Things change fast in the working world. Where private offices and cubicles were once the order of the day, now open plan spaces rule and gone are the times when the only way you could communicate with your coworkers was by actually coming into the office. Now, you’re just as likely to work from a coffee shop or a co-working space as you are from your employer’s address.
To get the latest on what’s new in the world of workspace trends, we caught up with Joel Dullroy, journalist, cultural organizer and cofounder of Berlin-based coworking network Deskwanted.com.
What are you seeing right now for trends in office space?
The biggest trend in office space is wasted space, or how to mitigate it. Many companies are trying to figure out what to do when their workforce grows or shrinks rapidly. What they need to do is stop thinking of their offices as closed, private locations, and re-imagine them as open flexible shared locations that can generate revenue when not in full use. Any office can become a shared workspace. There is an ever-increasing number of freelancers and startups who are in need of flexible workspace for variable periods. Companies with underutilized office space can put those desks to use by renting them to outside individuals. It requires a change of mindset, and the help of Deskwanted, which is the portal they should use to rent out their empty desks.
What type of business should use a coworking space?
Our research shows us that half of all co-working space users are freelancers: individual self-employed individuals. The other half are entrepreneurs, employees of those entrepreneurs and employees of larger companies. The types of activities they undertake are mostly in the creative fields like graphic designers, web developers and PR agents. However, we’re also seeing industries previously considered too traditional for co-working signing up: lawyers, accountants and so on. There are plenty of startups in co-working spaces; they provide the flexibility to grow as your team expands.
Do larger companies, or more established companies, ever switch over to a co-working space? What should they keep in mind?
We know that 12 percent of co-workers are employees of companies with between 6 and 99 employees and an additional 7 percent are employees of companies with more than 100 workers. That means one in five co-working space users already belong to medium-to-large companies. Why are these people using co-working spaces? They want to enjoy the benefits of being in a collaborative environment with the potential to interact with other individuals and companies.

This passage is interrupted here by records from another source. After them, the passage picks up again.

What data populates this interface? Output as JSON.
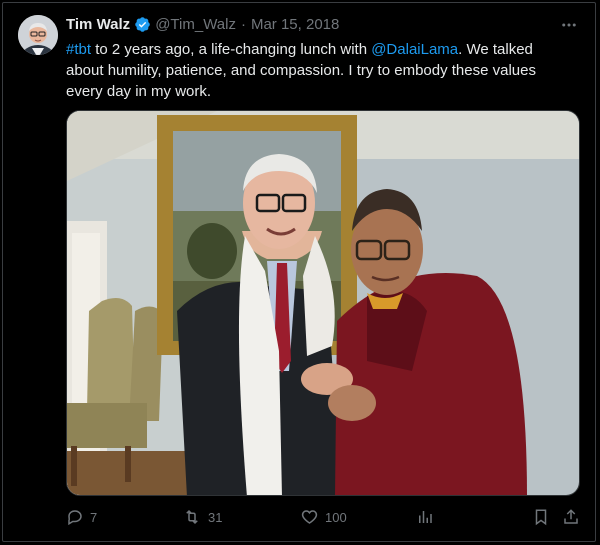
{
  "tweet": {
    "author_name": "Tim Walz",
    "handle": "@Tim_Walz",
    "separator": "·",
    "date": "Mar 15, 2018",
    "text": {
      "hashtag": "#tbt",
      "part1": " to 2 years ago, a life-changing lunch with ",
      "mention": "@DalaiLama",
      "part2": ". We talked about humility, patience, and compassion. I try to embody these values every day in my work."
    }
  },
  "actions": {
    "replies": "7",
    "retweets": "31",
    "likes": "100"
  },
  "icons": {
    "verified": "verified-badge-icon",
    "more": "more-horizontal-icon",
    "reply": "reply-icon",
    "retweet": "retweet-icon",
    "like": "heart-icon",
    "views": "views-chart-icon",
    "bookmark": "bookmark-icon",
    "share": "share-icon"
  },
  "colors": {
    "background": "#000000",
    "text": "#e7e9ea",
    "muted": "#71767b",
    "link": "#1d9bf0",
    "verified": "#1d9bf0"
  }
}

Big companies sometimes send teams to coworking spaces for offsite meetings and workshops. This lets them experience the buzzing energy of a shared workspace and offers a bit of inspiration. Companies also send workers to attend events at co-working spaces to pass out business cards and grow their networks.
They should keep in mind the two-way rule of collaboration; you don’t get something unless you give something. Big companies need to be open to interactivity and this often requires a change in corporate culture.
Even companies who don’t use co-working spaces are increasingly moving to open plan offices. What advice do you have for organizations who are switching from cubicles to open offices?
If big companies really want to bring co-working philosophies inside their offices, they should replicate one of the most important ingredients: the community manager. The best co-working spaces are ones which have dynamic managers who create events, bring people together and inspire interaction. That’s the special sauce that makes a co-working space feel so engaging. It’s not enough to just knock down the walls and make every desk a flexible working location. You also need to find an individual who has the skills to mix things up, bring people together and make things happen. We call these individuals community managers, and they are becoming increasingly important both in real physical locations as well as in online social networks.
What are the drawbacks to an open office plan, and how can businesses cope with them?
Noise is often a problem. Co-working spaces overcome this by supplying phone boxes where individuals can make private calls. Others use clever tricks like having a white noise machine to create a background level of ambient sound which strangely helps keep things quiet. Sometimes, though, you just have to use headphones to get on with your work. However, a bit of noise is a small price to pay compared to the benefits of collaboration and interaction.